Something just starts clicking and im really focused on the ball, im not thinking about anything my mind is clear, I just see the ball and play the ball and strike it and try to outplay the opponent and win the point and im completely ZONED in and everything around me doesn't even exist.. then I win or lose the point and I snap out of that trans... then as the next point starts I go into that trans again and im completely ZONED in on the ball again.
 
#4
You play the individual points in the moment, but you analyze in between points and determine your strategy and that's when you consider momentum among other factors.

J
This is exactly what I was thinking but I didn't find the word, playing the point IN THE MOMENT, everything else around me stops, and my mind is focused only on the ball, then when the point is over I snap out of it and then I actually start thinking about stuff, maybe what kind of serve im going to hit next or so.. then as the point starts I get into that zone and MOMENT again and im focused only on the ball and playing the point.

Maybe one day I might manage to play most of the time in a match like this :-D
 
#7
It just occurred to me that there is a contradiction between using/countering momentum and playing "in the moment": if I work at playing one point at a time and having a short memory, how would I harness momentum? Doesn't that require integrating the past?

I suppose what I do is to keep track of what's working and what's not working and to try and do more of the former and less of the latter. But if I'm truly "in the moment", a concept like momentum, which relies on the past, seems contradictory.

What am I viewing incorrectly?
So ... no reason for me to play mind games on you on changeovers ... like "yeah, I struggle on that shot also ... keep at it, you might get it". I should just let your voices in your head do their thing.
 
#10
It just occurred to me that there is a contradiction between using/countering momentum and playing "in the moment": if I work at playing one point at a time and having a short memory, how would I harness momentum? Doesn't that require integrating the past?

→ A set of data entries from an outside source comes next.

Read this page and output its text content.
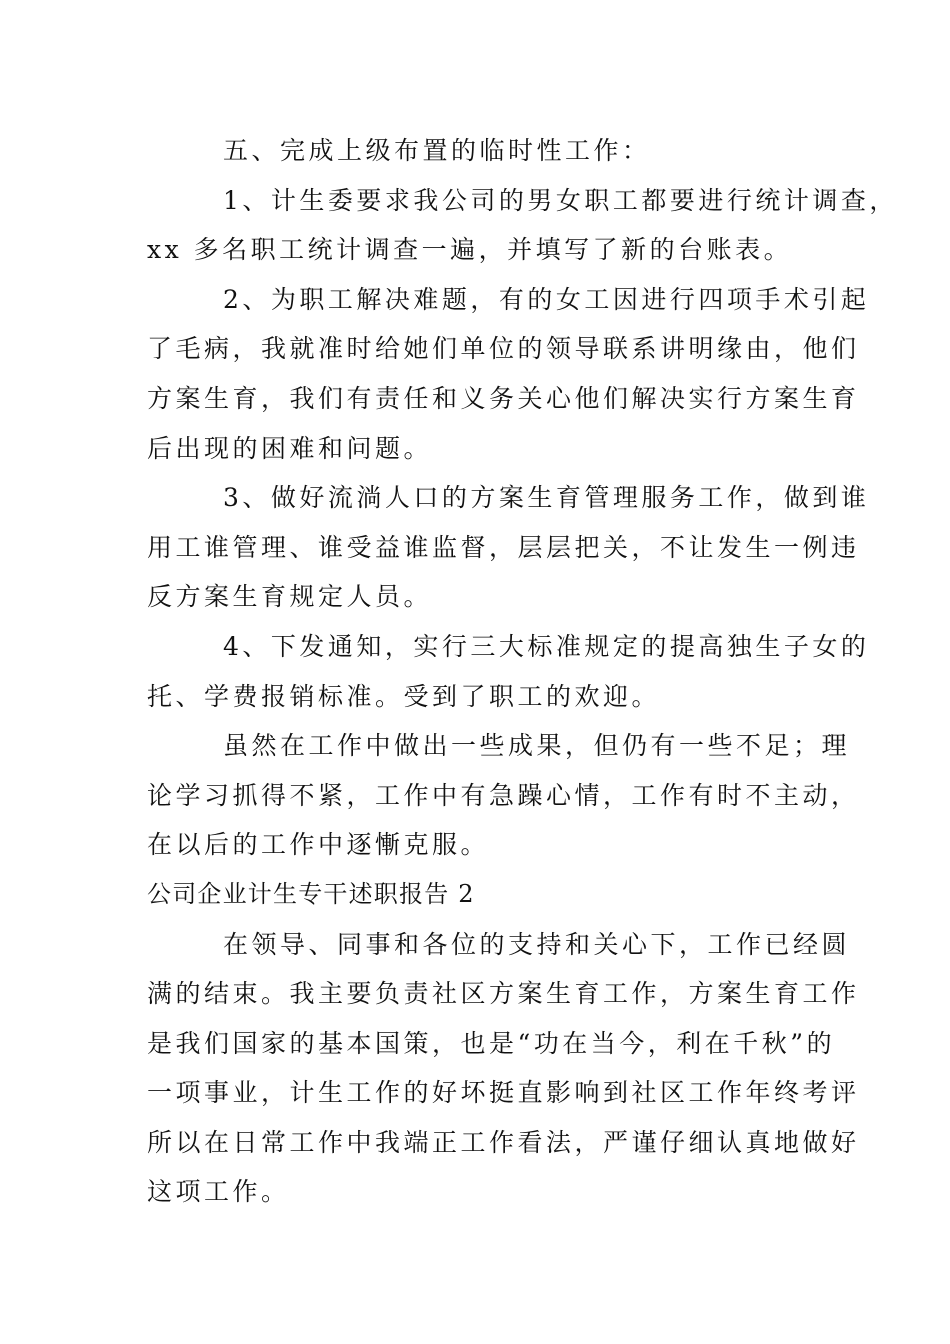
五、完成上级布置的临时性工作：

1、计生委要求我公司的男女职工都要进行统计调查，

xx 多名职工统计调查一遍，并填写了新的台账表。

2、为职工解决难题，有的女工因进行四项手术引起

了毛病，我就准时给她们单位的领导联系讲明缘由，他们

方案生育，我们有责任和义务关心他们解决实行方案生育

后出现的困难和问题。

3、做好流淌人口的方案生育管理服务工作，做到谁

用工谁管理、谁受益谁监督，层层把关，不让发生一例违

反方案生育规定人员。

4、下发通知，实行三大标准规定的提高独生子女的

托、学费报销标准。受到了职工的欢迎。

虽然在工作中做出一些成果，但仍有一些不足；理

论学习抓得不紧，工作中有急躁心情，工作有时不主动，

在以后的工作中逐慚克服。

公司企业计生专干述职报告 2

在领导、同事和各位的支持和关心下，工作已经圆

满的结束。我主要负责社区方案生育工作，方案生育工作

是我们国家的基本国策，也是“功在当今，利在千秋”的

一项事业，计生工作的好坏挺直影响到社区工作年终考评

所以在日常工作中我端正工作看法，严谨仔细认真地做好

这项工作。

I suppose what I do is to keep track of what's working and what's not working and to try and do more of the former and less of the latter. But if I'm truly "in the moment", a concept like momentum, which relies on the past, seems contradictory.

What am I viewing incorrectly?
I like to look at the idea of playing "in the moment" as the mental ritual of planning what to do for only this next point coming up. I think that this can keep any player sharper for more of a match regardless of the overall score.

Sustaining momentum is about recognizing that the plan is working. If you're winning, don't change anything much with the plan, 'cause right now it ain't broken. Maybe momentum and playing "in the moment" sort of go hand in hand.

If I'm losing and my opponent has the momentum, that also affects what I'll do in the moment. Time to embrace the wisdom that says "win fast, lose slow". If my best attack has cost me too many points, it's time to make my opponent earn points without me donating them. If I hit a lot of high-percentage shots, land lots of first serves, and the other guy is still beating me, that's fine. Much easier to live with losing to the other guys than losing to myself.